Ran would seem to have painted himself into a corner, yet he doesn’t realize or address it. If communities and other combinations heighten shared qualities, good or bad, and dampen uncommon qualities, good or bad, it would seem to be a wash. Isn’t it equally likely that combining will lead to worse results? Why should Hashem favor communities?
I suspect he would give two answers. First, he never explicitly said communities suppress the good qualities of the individual, and he may not have believed that—it makes sense that communal judgment plays a role. A community would encourage the expression of good qualities, even if they’re not widely shared. And it would discourage bad qualities, thereby removing their combinatory force.
Second, Ran may have assumed that good qualities are more often shared than bad ones—there are many, many ways to be lacking, but good occupies a narrower band. If so, groups of people will be more likely to share good qualities than bad.
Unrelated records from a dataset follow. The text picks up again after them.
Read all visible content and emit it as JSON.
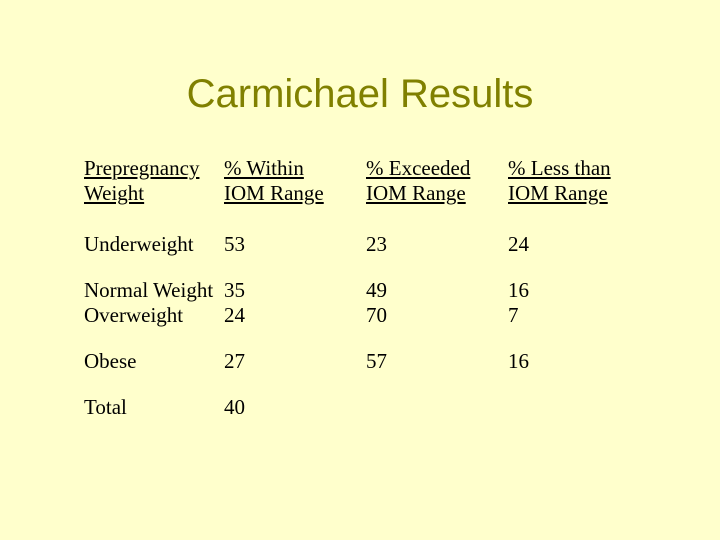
{
  "title": "Carmichael Results",
  "table": {
    "headers": [
      [
        "Prepregnancy",
        "Weight"
      ],
      [
        "% Within",
        "IOM Range"
      ],
      [
        "% Exceeded",
        "IOM Range"
      ],
      [
        "% Less than",
        "IOM Range"
      ]
    ],
    "rows": [
      [
        "Underweight",
        "53",
        "23",
        "24"
      ],
      [
        "Normal Weight",
        "35",
        "49",
        "16"
      ],
      [
        "Overweight",
        "24",
        "70",
        "7"
      ],
      [
        "Obese",
        "27",
        "57",
        "16"
      ],
      [
        "Total",
        "40",
        "",
        ""
      ]
    ]
  }
}
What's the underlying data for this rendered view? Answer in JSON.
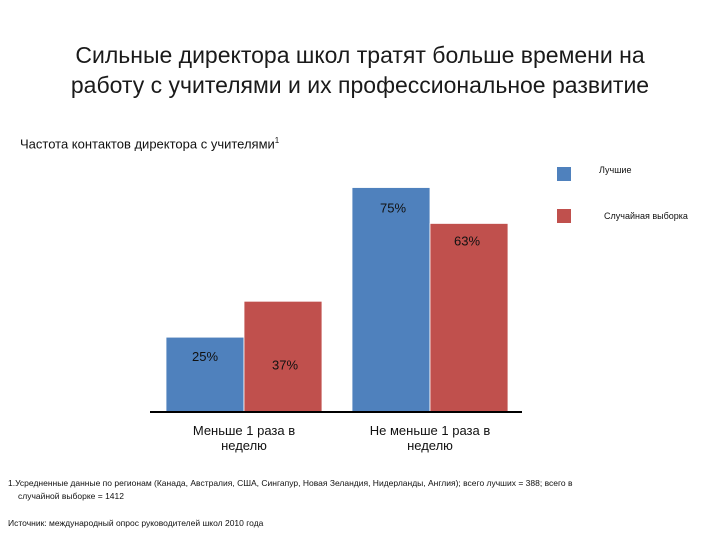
{
  "title_line1": "Сильные директора школ тратят больше времени на",
  "title_line2": "работу с учителями и их профессиональное развитие",
  "subtitle": "Частота контактов директора с учителями",
  "subtitle_sup": "1",
  "footnote_line1": "1.Усредненные данные по регионам (Канада, Австралия, США, Сингапур, Новая Зеландия, Нидерланды, Англия); всего лучших = 388; всего в",
  "footnote_line2": "случайной выборке = 1412",
  "source": "Источник: международный опрос руководителей школ 2010 года",
  "colors": {
    "best": "#4f81bd",
    "random": "#c0504d"
  },
  "chart_data": {
    "type": "bar",
    "categories": [
      [
        "Меньше 1 раза в",
        "неделю"
      ],
      [
        "Не меньше 1 раза в",
        "неделю"
      ]
    ],
    "series": [
      {
        "name": "Лучшие",
        "values": [
          25,
          75
        ],
        "labels": [
          "25%",
          "75%"
        ]
      },
      {
        "name": "Случайная выборка",
        "values": [
          37,
          63
        ],
        "labels": [
          "37%",
          "63%"
        ]
      }
    ],
    "ylim": [
      0,
      100
    ],
    "legend": "top-right",
    "grid": false
  }
}
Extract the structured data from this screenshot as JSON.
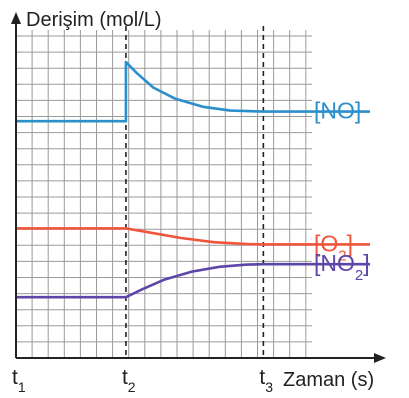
{
  "chart_data": {
    "type": "line",
    "ylabel": "Derişim (mol/L)",
    "xlabel": "Zaman (s)",
    "x_ticks": [
      {
        "main": "t",
        "sub": "1",
        "x": 0
      },
      {
        "main": "t",
        "sub": "2",
        "x": 1
      },
      {
        "main": "t",
        "sub": "3",
        "x": 2.25
      }
    ],
    "xlim": [
      0,
      3.22
    ],
    "ylim": [
      0,
      1
    ],
    "grid": true,
    "series": [
      {
        "pre": "[NO",
        "sub": "",
        "post": "]",
        "color": "#2b8fcc",
        "points": [
          [
            0,
            0.74
          ],
          [
            1,
            0.74
          ],
          [
            1,
            0.925
          ],
          [
            1.1,
            0.89
          ],
          [
            1.25,
            0.845
          ],
          [
            1.45,
            0.81
          ],
          [
            1.7,
            0.785
          ],
          [
            1.95,
            0.773
          ],
          [
            2.25,
            0.77
          ],
          [
            3.22,
            0.77
          ]
        ]
      },
      {
        "pre": "[O",
        "sub": "2",
        "post": "]",
        "color": "#f0543a",
        "points": [
          [
            0,
            0.405
          ],
          [
            1,
            0.405
          ],
          [
            1.2,
            0.393
          ],
          [
            1.5,
            0.375
          ],
          [
            1.8,
            0.362
          ],
          [
            2.1,
            0.356
          ],
          [
            2.25,
            0.355
          ],
          [
            3.22,
            0.355
          ]
        ]
      },
      {
        "pre": "[NO",
        "sub": "2",
        "post": "]",
        "color": "#5c46a8",
        "points": [
          [
            0,
            0.19
          ],
          [
            1,
            0.19
          ],
          [
            1.15,
            0.215
          ],
          [
            1.35,
            0.245
          ],
          [
            1.6,
            0.27
          ],
          [
            1.85,
            0.285
          ],
          [
            2.1,
            0.292
          ],
          [
            2.25,
            0.293
          ],
          [
            3.22,
            0.293
          ]
        ]
      }
    ],
    "dashed_at": [
      1,
      2.25
    ]
  }
}
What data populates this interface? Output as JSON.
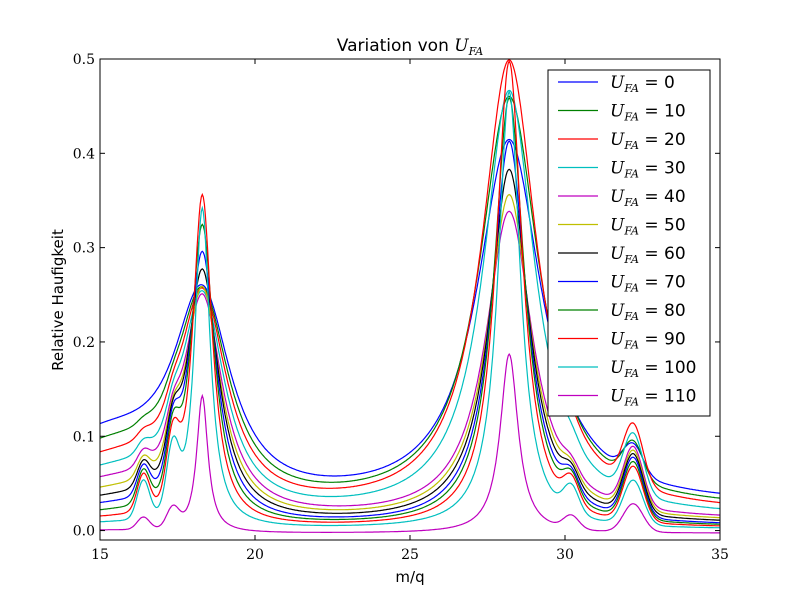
{
  "chart_data": {
    "type": "line",
    "title_prefix": "Variation von ",
    "title_math": "U",
    "title_sub": "FA",
    "xlabel": "m/q",
    "ylabel": "Relative Haufigkeit",
    "xlim": [
      15,
      35
    ],
    "ylim": [
      -0.01,
      0.5
    ],
    "xticks": [
      15,
      20,
      25,
      30,
      35
    ],
    "xtick_labels": [
      "15",
      "20",
      "25",
      "30",
      "35"
    ],
    "yticks": [
      0.0,
      0.1,
      0.2,
      0.3,
      0.4,
      0.5
    ],
    "ytick_labels": [
      "0.0",
      "0.1",
      "0.2",
      "0.3",
      "0.4",
      "0.5"
    ],
    "grid": false,
    "legend_position": "top-right",
    "legend_symbol": "U",
    "legend_sub": "FA",
    "series": [
      {
        "name": "0",
        "value_label": "= 0",
        "color": "#0000ff",
        "base": 0.088,
        "valley": 0.026,
        "pk1": 0.239,
        "pk2": 0.412,
        "pk3": 0.057,
        "r1": 0.0,
        "r2": 0.0
      },
      {
        "name": "10",
        "value_label": "= 10",
        "color": "#008000",
        "base": 0.075,
        "valley": 0.021,
        "pk1": 0.239,
        "pk2": 0.458,
        "pk3": 0.06,
        "r1": 0.004,
        "r2": 0.003
      },
      {
        "name": "20",
        "value_label": "= 20",
        "color": "#ff0000",
        "base": 0.063,
        "valley": 0.017,
        "pk1": 0.24,
        "pk2": 0.497,
        "pk3": 0.08,
        "r1": 0.007,
        "r2": 0.006
      },
      {
        "name": "30",
        "value_label": "= 30",
        "color": "#00bfbf",
        "base": 0.052,
        "valley": 0.013,
        "pk1": 0.24,
        "pk2": 0.465,
        "pk3": 0.076,
        "r1": 0.011,
        "r2": 0.009
      },
      {
        "name": "40",
        "value_label": "= 40",
        "color": "#bf00bf",
        "base": 0.043,
        "valley": 0.01,
        "pk1": 0.24,
        "pk2": 0.337,
        "pk3": 0.072,
        "r1": 0.015,
        "r2": 0.012
      },
      {
        "name": "50",
        "value_label": "= 50",
        "color": "#bfbf00",
        "base": 0.034,
        "valley": 0.008,
        "pk1": 0.25,
        "pk2": 0.355,
        "pk3": 0.07,
        "r1": 0.02,
        "r2": 0.015
      },
      {
        "name": "60",
        "value_label": "= 60",
        "color": "#000000",
        "base": 0.027,
        "valley": 0.006,
        "pk1": 0.27,
        "pk2": 0.382,
        "pk3": 0.068,
        "r1": 0.025,
        "r2": 0.018
      },
      {
        "name": "70",
        "value_label": "= 70",
        "color": "#0000ff",
        "base": 0.021,
        "valley": 0.004,
        "pk1": 0.29,
        "pk2": 0.412,
        "pk3": 0.066,
        "r1": 0.03,
        "r2": 0.021
      },
      {
        "name": "80",
        "value_label": "= 80",
        "color": "#008000",
        "base": 0.015,
        "valley": 0.003,
        "pk1": 0.32,
        "pk2": 0.458,
        "pk3": 0.063,
        "r1": 0.034,
        "r2": 0.024
      },
      {
        "name": "90",
        "value_label": "= 90",
        "color": "#ff0000",
        "base": 0.01,
        "valley": 0.002,
        "pk1": 0.353,
        "pk2": 0.497,
        "pk3": 0.06,
        "r1": 0.038,
        "r2": 0.027
      },
      {
        "name": "100",
        "value_label": "= 100",
        "color": "#00bfbf",
        "base": 0.006,
        "valley": 0.001,
        "pk1": 0.34,
        "pk2": 0.465,
        "pk3": 0.048,
        "r1": 0.04,
        "r2": 0.028
      },
      {
        "name": "110",
        "value_label": "= 110",
        "color": "#bf00bf",
        "base": 0.0,
        "valley": -0.003,
        "pk1": 0.142,
        "pk2": 0.187,
        "pk3": 0.027,
        "r1": 0.013,
        "r2": 0.014
      }
    ]
  }
}
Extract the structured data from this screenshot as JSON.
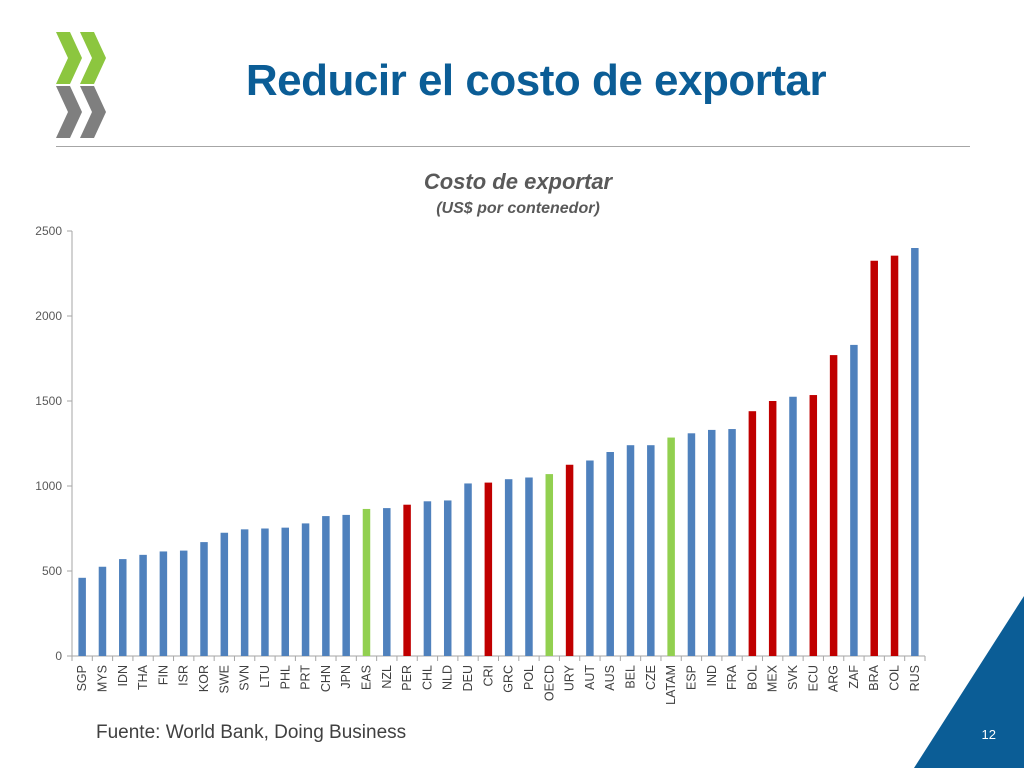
{
  "slide": {
    "title": "Reducir el costo de exportar",
    "source": "Fuente: World Bank, Doing Business",
    "page_number": "12"
  },
  "colors": {
    "title": "#0b5d96",
    "series_default": "#4f81bd",
    "series_latam": "#c00000",
    "series_aggregate": "#92d050",
    "logo_green": "#8cc63f",
    "logo_gray": "#7f7f7f",
    "corner_blue": "#0b5d96"
  },
  "chart_data": {
    "type": "bar",
    "title": "Costo de exportar",
    "subtitle": "(US$ por contenedor)",
    "xlabel": "",
    "ylabel": "",
    "ylim": [
      0,
      2500
    ],
    "yticks": [
      0,
      500,
      1000,
      1500,
      2000,
      2500
    ],
    "grid": false,
    "categories": [
      "SGP",
      "MYS",
      "IDN",
      "THA",
      "FIN",
      "ISR",
      "KOR",
      "SWE",
      "SVN",
      "LTU",
      "PHL",
      "PRT",
      "CHN",
      "JPN",
      "EAS",
      "NZL",
      "PER",
      "CHL",
      "NLD",
      "DEU",
      "CRI",
      "GRC",
      "POL",
      "OECD",
      "URY",
      "AUT",
      "AUS",
      "BEL",
      "CZE",
      "LATAM",
      "ESP",
      "IND",
      "FRA",
      "BOL",
      "MEX",
      "SVK",
      "ECU",
      "ARG",
      "ZAF",
      "BRA",
      "COL",
      "RUS"
    ],
    "values": [
      460,
      525,
      570,
      595,
      615,
      620,
      670,
      725,
      745,
      750,
      755,
      780,
      823,
      830,
      865,
      870,
      890,
      910,
      915,
      1015,
      1020,
      1040,
      1050,
      1070,
      1125,
      1150,
      1200,
      1240,
      1240,
      1285,
      1310,
      1330,
      1335,
      1440,
      1500,
      1525,
      1535,
      1770,
      1830,
      2325,
      2355,
      2400
    ],
    "groups": [
      "default",
      "default",
      "default",
      "default",
      "default",
      "default",
      "default",
      "default",
      "default",
      "default",
      "default",
      "default",
      "default",
      "default",
      "aggregate",
      "default",
      "latam",
      "default",
      "default",
      "default",
      "latam",
      "default",
      "default",
      "aggregate",
      "latam",
      "default",
      "default",
      "default",
      "default",
      "aggregate",
      "default",
      "default",
      "default",
      "latam",
      "latam",
      "default",
      "latam",
      "latam",
      "default",
      "latam",
      "latam",
      "default"
    ]
  }
}
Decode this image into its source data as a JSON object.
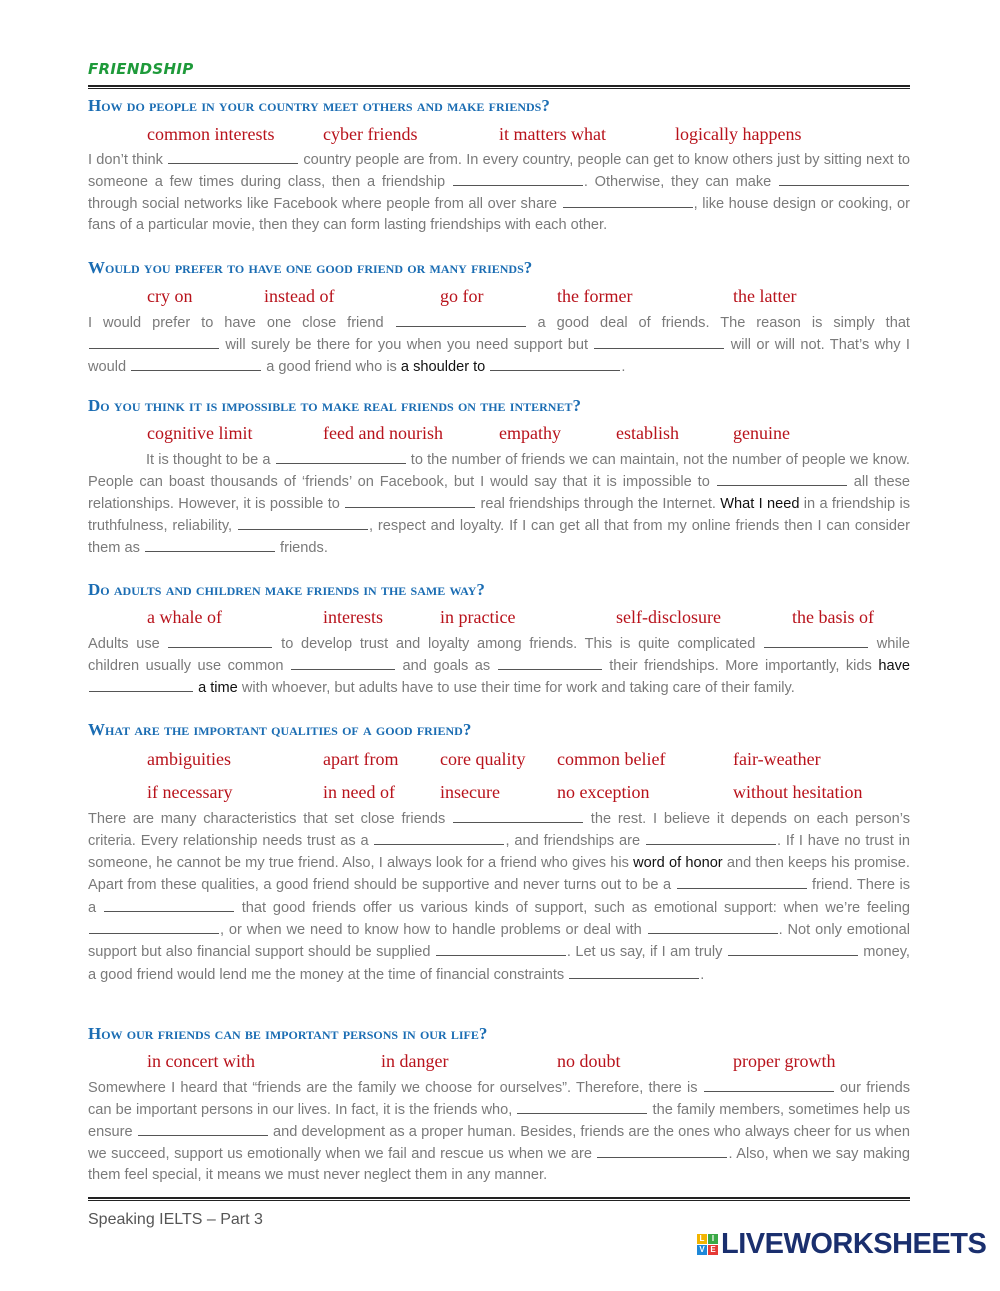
{
  "title": "FRIENDSHIP",
  "sections": [
    {
      "heading": "How do people in your country meet others and make friends?",
      "words": [
        "common interests",
        "cyber friends",
        "it matters what",
        "logically happens"
      ],
      "paragraph": [
        {
          "t": "I don’t think "
        },
        {
          "b": 1
        },
        {
          "t": " country people are from. In every country, people can get to know others just by sitting next to someone a few times during class, then a friendship "
        },
        {
          "b": 1
        },
        {
          "t": ". Otherwise, they can make "
        },
        {
          "b": 1
        },
        {
          "t": " through social networks like Facebook where people from all over share "
        },
        {
          "b": 1
        },
        {
          "t": ", like house design or cooking, or fans of a particular movie, then they can form lasting friendships with each other."
        }
      ]
    },
    {
      "heading": "Would you prefer to have one good friend or many friends?",
      "words": [
        "cry on",
        "instead of",
        "go for",
        "the former",
        "the latter"
      ],
      "paragraph": [
        {
          "t": "I would prefer to have one close friend "
        },
        {
          "b": 1
        },
        {
          "t": " a good deal of friends. The reason is simply that "
        },
        {
          "b": 1
        },
        {
          "t": " will surely be there for you when you need support but "
        },
        {
          "b": 1
        },
        {
          "t": " will or will not. That’s why I would "
        },
        {
          "b": 1
        },
        {
          "t": " a good friend who is "
        },
        {
          "k": "a shoulder to"
        },
        {
          "t": " "
        },
        {
          "b": 1
        },
        {
          "t": "."
        }
      ]
    },
    {
      "heading": "Do you think it is impossible to make real friends on the internet?",
      "words": [
        "cognitive limit",
        "feed and nourish",
        "empathy",
        "establish",
        "genuine"
      ],
      "paragraph": [
        {
          "t": "It is thought to be a "
        },
        {
          "b": 1
        },
        {
          "t": " to the number of friends we can maintain, not the number of people we know. People can boast thousands of ‘friends’ on Facebook, but I would say that it is impossible to "
        },
        {
          "b": 1
        },
        {
          "t": " all these relationships. However, it is possible to "
        },
        {
          "b": 1
        },
        {
          "t": " real friendships through the Internet. "
        },
        {
          "k": "What I need"
        },
        {
          "t": " in a friendship is truthfulness, reliability, "
        },
        {
          "b": 1
        },
        {
          "t": ", respect and loyalty. If I can get all that from my online friends then I can consider them as "
        },
        {
          "b": 1
        },
        {
          "t": " friends."
        }
      ]
    },
    {
      "heading": "Do adults and children make friends in the same way?",
      "words": [
        "a whale of",
        "interests",
        "in practice",
        "self-disclosure",
        "the basis of"
      ],
      "paragraph": [
        {
          "t": "Adults use "
        },
        {
          "b": 1
        },
        {
          "t": " to develop trust and loyalty among friends. This is quite complicated "
        },
        {
          "b": 1
        },
        {
          "t": " while children usually use common "
        },
        {
          "b": 1
        },
        {
          "t": " and goals as "
        },
        {
          "b": 1
        },
        {
          "t": " their friendships. More importantly, kids "
        },
        {
          "k": "have"
        },
        {
          "t": " "
        },
        {
          "b": 1
        },
        {
          "t": " "
        },
        {
          "k": "a time"
        },
        {
          "t": " with whoever, but adults have to use their time for work and taking care of their family."
        }
      ]
    },
    {
      "heading": "What are the important qualities of a good friend?",
      "words": [
        "ambiguities",
        "apart from",
        "core quality",
        "common belief",
        "fair-weather",
        "if necessary",
        "in need of",
        "insecure",
        "no exception",
        "without hesitation"
      ],
      "paragraph": [
        {
          "t": "There are many characteristics that set close friends "
        },
        {
          "b": 1
        },
        {
          "t": " the rest. I believe it depends on each person’s criteria.  Every relationship needs trust as a "
        },
        {
          "b": 1
        },
        {
          "t": ", and friendships are "
        },
        {
          "b": 1
        },
        {
          "t": ". If I have no trust in someone, he cannot be my true friend. Also, I always look for a friend who gives his "
        },
        {
          "k": "word of honor"
        },
        {
          "t": " and then keeps his promise.  Apart from these qualities, a good friend should be supportive and never turns out to be a "
        },
        {
          "b": 1
        },
        {
          "t": " friend. There is a "
        },
        {
          "b": 1
        },
        {
          "t": " that good friends offer us various kinds of support, such as emotional support: when we’re feeling "
        },
        {
          "b": 1
        },
        {
          "t": ", or when we need to know how to handle problems or deal with "
        },
        {
          "b": 1
        },
        {
          "t": ". Not only emotional support but also financial support should be supplied "
        },
        {
          "b": 1
        },
        {
          "t": ". Let us say, if I am truly "
        },
        {
          "b": 1
        },
        {
          "t": " money, a good friend would lend me the money at the time of financial constraints "
        },
        {
          "b": 1
        },
        {
          "t": "."
        }
      ]
    },
    {
      "heading": "How our friends can be important persons in our life?",
      "words": [
        "in concert with",
        "in danger",
        "no doubt",
        "proper growth"
      ],
      "paragraph": [
        {
          "t": "Somewhere I heard that “friends are the family we choose for ourselves”. Therefore, there is "
        },
        {
          "b": 1
        },
        {
          "t": " our friends can be important persons in our lives. In fact, it is the friends who, "
        },
        {
          "b": 1
        },
        {
          "t": " the family members, sometimes help us ensure "
        },
        {
          "b": 1
        },
        {
          "t": " and development as a proper human. Besides, friends are the ones who always cheer for us when we succeed, support us emotionally when we fail and rescue us when we are "
        },
        {
          "b": 1
        },
        {
          "t": ". Also, when we say making them feel special, it means we must never neglect them in any manner."
        }
      ]
    }
  ],
  "footer": "Speaking IELTS – Part 3",
  "logo": {
    "text": "LIVEWORKSHEETS",
    "letters": [
      "L",
      "I",
      "V",
      "E"
    ]
  },
  "colors": {
    "title": "#1e9a3a",
    "heading": "#1b6db3",
    "word_bank": "#b8121b",
    "body_text": "#7a7a7a"
  }
}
Aside from the utilitarian value of communities helping us highlight the good and avoid the bad within ourselves, Ran also seems to see an imitatio Dei element. He doesn’t focus on it here, so neither will I, but his talk reveals a clear pleasure in the fact that our social activity mimics nature’s workings. For someone who believes that Hashem set up nature, human beings’ imitating that was also a positive.
The Question for Us
This is only the first piece of this derasha, but it already leaves us a set of questions to ask ourselves, in this case regarding our own communities. Are those communities– do we even want them to be– groupings that highlight shared (or even our unique) good qualities? Or are they, like the generation of the Tower, a grouping that brings a negative quality to the fore?
Ran’s idea suggests we might also ask ourselves whether we have sought and/or found a community that best serves our needs. If, for example, we have personal weakness x, Ran would seem to say we should be careful to find a community where that is not common. The community we are part of might be good in general, but bad for us personally in that it will support and build on our poor qualities, not discourage them.
That’s our first foray into Ran, where he tries to link the natural and the social, arguing that combinations are crucial to both. It leaves us reminded to consider well who we combine with, not only whether they are good people themselves, overall, but also whether they are the kind of people who will help us become as good as we can be, and with whom we can build the greatest possible whole.